No, to be true to his position as the Son God, the loving and gracious son of a God who is loving and gracious, to be the truly human son of a truly divine God who chose and still chooses, to dwell with humanity, to be the sacrificing Son of God who became incarnate to sacrifice himself for our sake Jesus had to know extremes of the human condition.  Jesus had to be pushed to the limits of human endurance and all of this while being offered comfort and ease, power and pleasure, a royal path in the midst of deprivation.

And the result of all this?  The result of all this wilderness and beasts and temptation and even the ministration of angels?  O believe that all of it was for the purpose of offering a glimpse of the divine to the core of one’s humanity.  All of it for the sake of making the good news truly good, for you and for me, for those people who Jesus actually met and spoke to and interacted with nearly 2000 years ago, and for the people of this wilderness planet yet unborn.  All of it to be able to say with true passion and credibility that the Kingdom of God is truly at hand, that the divine reality of God is available to us and to everyone, available without price, without exclusion, without a need for  status or position.
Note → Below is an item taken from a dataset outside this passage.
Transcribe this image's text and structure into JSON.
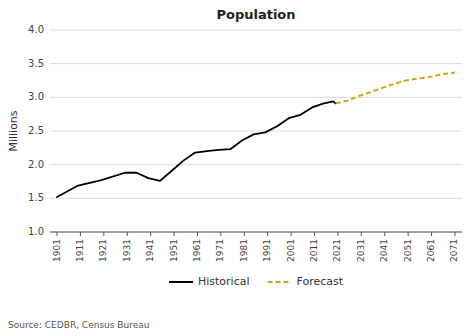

My friends, all of this took place so that this good news of the Gospel can be truthfully and effectively proclaimed, by Christ and by all who follow him, that God loves and will receive me “just as I am”;        that God loves and will receive you just as you are; that God loves and will receive every person born upon this earth just as they are, if you and I and all of us individually and together will simply embrace this good news for what is.

We are told by the authors of the book of Genesis that in the days of Noah God covenanted with Noah and through him with all of humanity and all the earth and that God placed into the heavens the mark, the sign of that covenant.  In Christ Jesus our Savior God covenanted once again with those few who were closest to Jesus, and through them with all humanity.  As we share bread and wine together today, we see once more the marks, the signs of God’s new covenant, the physical manifestations of God’s Spiritual promises.  And the promise is that in Christ we have the opportunity to participate in God’s eternal kingdom which was and is and will always be at hand.  God covenants with us that through Christ we are given not a temptation but a promise that we can participate in a new life, a new reality of life that is so far beyond this present life that we can’t even begin to fantasize its scope.

 

The season of Lent is for the church and its members a time of deep introspection and examination, a time when we are called to look deeply within ourselves and within the structure of this congregation and even of the church universal to know and to admit both the human and the divine, the wildernesses of this reality and the glory of God’s reality.  Let us then walk the path of Lent together.  Let us explore and study and worship and pray.  Let us examine ourselves and examine our collective faith as it is made known in the church.  Let us strive to be one with Christ, proclaimed as God’s beloved, God’s pleasure, humbled in the wilderness, and dedicated to proclaiming the good news; that we might share also in the resurrection to new life in God’s house, God’s realm, God’s kingdom which is forever.                         Amen.